Two hours and 45 minutes long, it offers all the pleasure you would get from sitting on some interminable committee where you don't have a vote, or even the right to speak. There's a distinguished English dramatist who lists, I think, "committees" as one of his recreations in Who's Who, and some of his less successful plays tend to illustrate that taste. He might be in seventh heaven here, but for the rest of us, it's purgatory.

The poorness of We the People is puzzling because Schlosser, a journalist best known for his book Fast Food Nation, is the author of a rather good and arresting play called Americans, which Dominic Dromgoole, now artistic director of the Globe, successfully mounted when he ran Oxford Stage Company. Set at the turn of the 20th century, that earlier piece used the assassination of President McKinley by an anarchist as the way into a sharp disquisition on the American political scene at a point when the republic was turning into an empire. Though written before September 11, it had, when seen in the aftermath of that atrocity, a certain predictive force.

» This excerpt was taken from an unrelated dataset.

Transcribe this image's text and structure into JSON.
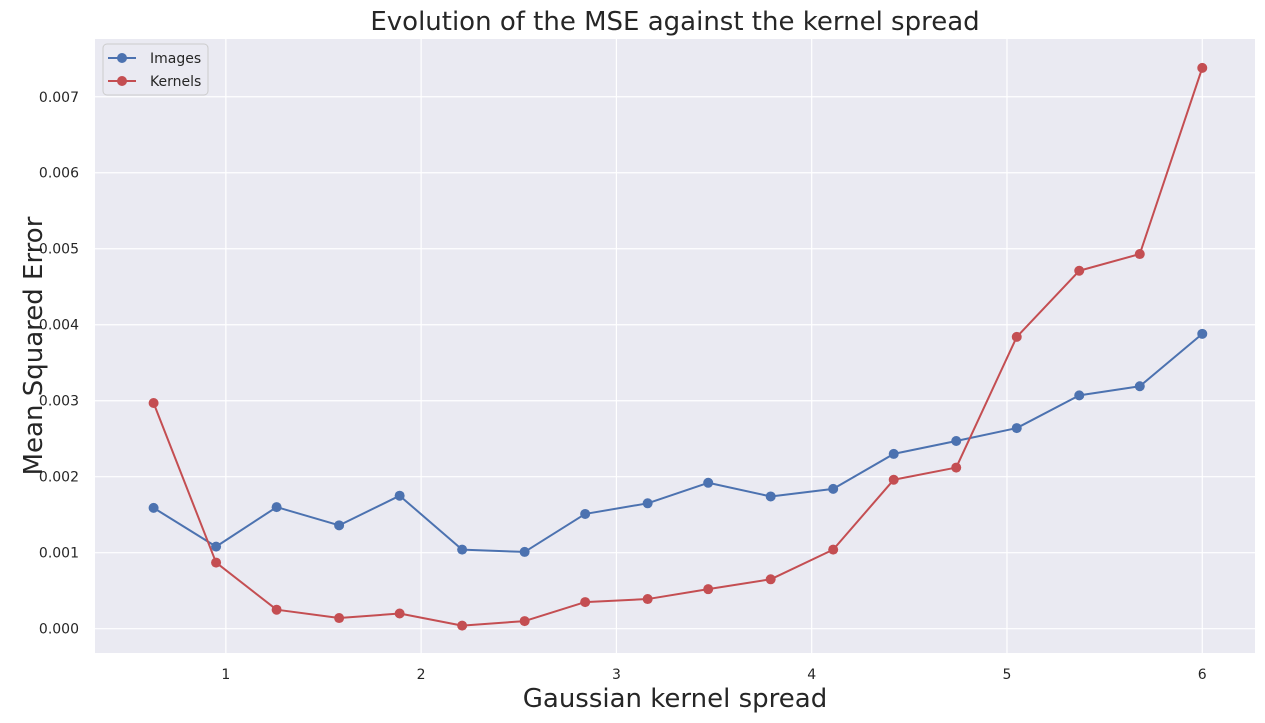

We the People has the potential to be as interesting and as tartly topical a piece. It is set in fascinating times, as the victors of the American War of Independence are facing up to the fact that, unless they revise the original Articles of Confederation (which made it difficult for Congress to raise taxes and troops), the fledgling republic is at risk. The issues up for discussion are deep and enduring and tackle the problems intrinsic to democracy: the principles of representation; the separation of powers; safeguards for the minority; the limits of presidential power etc. Should a slave count as three-fifths of a man?

But the play, which mixes transcript with some woeful original dialogue, fails to give the delegates sufficient individuality. The relentless courtroom debate feels curiously inert and demonstrates, by default, the excellence of the editing in the Tricycle's tribunal dramas.

There are some very good actors in Charlotte Westenra's large cast and they struggle valiantly to inject a bit of personality into proceedings. But I fear there may be evenings when they outnumber the audience – a paradoxical pre-dicament for a play about popular representation.